Endnote 1 to Mind-Matter Argument 2


Even without witnesses, the Hamlet story becomes somewhat more believable if it does turn out that the king killed Hamlet’s father, the former king, as the reported ghost was said to have alleged, prior to anyone’s having had any idea of the murder. Of course, most of us would then suppose that Hamlet had had some secret knowledge of the murder prior to the putative ghost intervention. But if we found highly persuasive evidence that Hamlet could not possibly have known of the murder, we might be inclined to believe that something paranormal was going on. Maybe not a ghost, but some clairvoyance, perhaps?

And what if we find a second person with a similar tale? And then a third and a fourth? At first we might think it was a copy-cat sort of psychological event happening, but if we studied the four new witnesses, interviewed them and found them to be reliable witnesses not in contact with each other and so forth, would we have enough — four plus Hamlet — to believe that maybe there are ghosts?

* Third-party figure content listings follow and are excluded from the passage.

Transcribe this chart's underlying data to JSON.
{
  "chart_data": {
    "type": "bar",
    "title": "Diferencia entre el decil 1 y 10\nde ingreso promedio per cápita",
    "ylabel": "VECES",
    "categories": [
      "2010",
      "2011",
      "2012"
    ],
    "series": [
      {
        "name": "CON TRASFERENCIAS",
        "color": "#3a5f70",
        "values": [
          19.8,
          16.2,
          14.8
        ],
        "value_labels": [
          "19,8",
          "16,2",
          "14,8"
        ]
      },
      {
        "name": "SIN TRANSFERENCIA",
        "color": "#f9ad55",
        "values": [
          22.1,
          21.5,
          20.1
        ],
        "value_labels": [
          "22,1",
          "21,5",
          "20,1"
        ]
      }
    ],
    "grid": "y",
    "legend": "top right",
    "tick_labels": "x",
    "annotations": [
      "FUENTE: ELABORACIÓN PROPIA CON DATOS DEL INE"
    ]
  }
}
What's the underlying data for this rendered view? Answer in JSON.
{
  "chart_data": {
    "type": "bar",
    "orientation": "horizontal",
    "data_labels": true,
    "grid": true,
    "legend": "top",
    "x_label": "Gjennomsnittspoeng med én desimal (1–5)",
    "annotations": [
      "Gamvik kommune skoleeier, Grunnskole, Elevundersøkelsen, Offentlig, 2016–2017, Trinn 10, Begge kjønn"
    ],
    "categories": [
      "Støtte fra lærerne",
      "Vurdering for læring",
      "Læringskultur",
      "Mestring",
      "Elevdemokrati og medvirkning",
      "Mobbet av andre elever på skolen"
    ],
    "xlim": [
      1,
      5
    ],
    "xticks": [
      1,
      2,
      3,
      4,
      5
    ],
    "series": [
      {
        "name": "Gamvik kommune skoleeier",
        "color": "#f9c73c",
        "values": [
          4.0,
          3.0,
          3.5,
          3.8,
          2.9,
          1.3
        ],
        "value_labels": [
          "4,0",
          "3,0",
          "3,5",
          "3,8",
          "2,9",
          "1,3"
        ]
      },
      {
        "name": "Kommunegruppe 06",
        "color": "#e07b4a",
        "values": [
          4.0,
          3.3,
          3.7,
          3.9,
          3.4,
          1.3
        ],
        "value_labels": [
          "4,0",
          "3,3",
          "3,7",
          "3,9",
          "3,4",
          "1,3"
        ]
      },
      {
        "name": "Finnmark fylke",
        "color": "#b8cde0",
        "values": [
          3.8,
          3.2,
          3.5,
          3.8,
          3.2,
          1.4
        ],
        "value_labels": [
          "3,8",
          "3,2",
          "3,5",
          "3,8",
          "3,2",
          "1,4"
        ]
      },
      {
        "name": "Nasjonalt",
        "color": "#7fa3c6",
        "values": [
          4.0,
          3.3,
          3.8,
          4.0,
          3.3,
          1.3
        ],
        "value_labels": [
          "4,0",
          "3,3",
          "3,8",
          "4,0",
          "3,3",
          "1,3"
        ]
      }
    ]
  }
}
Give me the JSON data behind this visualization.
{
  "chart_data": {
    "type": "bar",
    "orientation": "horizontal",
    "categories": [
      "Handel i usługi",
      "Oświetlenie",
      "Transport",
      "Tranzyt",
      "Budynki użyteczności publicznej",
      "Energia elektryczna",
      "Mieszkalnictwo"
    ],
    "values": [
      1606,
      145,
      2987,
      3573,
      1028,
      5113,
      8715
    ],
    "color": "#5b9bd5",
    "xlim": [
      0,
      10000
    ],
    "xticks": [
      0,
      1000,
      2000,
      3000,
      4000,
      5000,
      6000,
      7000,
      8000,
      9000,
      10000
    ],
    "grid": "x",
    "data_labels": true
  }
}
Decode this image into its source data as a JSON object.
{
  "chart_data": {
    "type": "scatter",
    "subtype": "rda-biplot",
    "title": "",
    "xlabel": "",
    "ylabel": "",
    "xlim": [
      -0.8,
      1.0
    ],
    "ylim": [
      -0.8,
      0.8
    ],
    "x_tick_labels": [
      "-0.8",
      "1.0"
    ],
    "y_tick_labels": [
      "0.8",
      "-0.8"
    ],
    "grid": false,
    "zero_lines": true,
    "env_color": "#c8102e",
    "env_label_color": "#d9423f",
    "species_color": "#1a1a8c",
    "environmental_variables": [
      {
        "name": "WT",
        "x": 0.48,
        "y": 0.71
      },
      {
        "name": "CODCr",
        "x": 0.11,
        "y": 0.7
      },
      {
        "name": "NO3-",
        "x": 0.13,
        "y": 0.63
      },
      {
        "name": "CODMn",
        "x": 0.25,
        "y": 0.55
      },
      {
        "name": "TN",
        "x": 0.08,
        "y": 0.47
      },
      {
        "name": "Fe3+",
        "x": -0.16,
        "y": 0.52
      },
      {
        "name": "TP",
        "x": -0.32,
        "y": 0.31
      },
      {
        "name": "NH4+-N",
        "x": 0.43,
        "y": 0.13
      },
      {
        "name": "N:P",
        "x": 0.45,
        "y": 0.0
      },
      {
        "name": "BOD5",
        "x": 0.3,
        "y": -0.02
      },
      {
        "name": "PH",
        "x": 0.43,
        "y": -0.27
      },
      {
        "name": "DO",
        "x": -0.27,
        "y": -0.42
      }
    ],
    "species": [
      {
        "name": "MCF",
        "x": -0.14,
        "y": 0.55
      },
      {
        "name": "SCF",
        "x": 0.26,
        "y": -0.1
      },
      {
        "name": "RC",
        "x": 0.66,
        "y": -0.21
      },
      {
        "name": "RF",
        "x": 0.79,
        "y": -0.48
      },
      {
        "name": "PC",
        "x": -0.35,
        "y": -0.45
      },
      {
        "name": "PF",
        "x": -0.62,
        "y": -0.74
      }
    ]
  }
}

Plainly, how many would it take? We have our faith on the one hand that science has got everything physical figured out, and it says ghosts can’t be, and then on the other hand we have a hundred, a thousand, ten thousand witnesses? At some point we would all, I think, begin to believe there actually was this strange ghost phenomenon in which the ghost only appeared to one person, always under circumstances that prevented witnesses.

Then again, maybe not all. For there would always be those for whom the fact of ghosts would be some kind of deep psychological threat, so deep I imagine, that something about the way minds work would keep them from accepting it.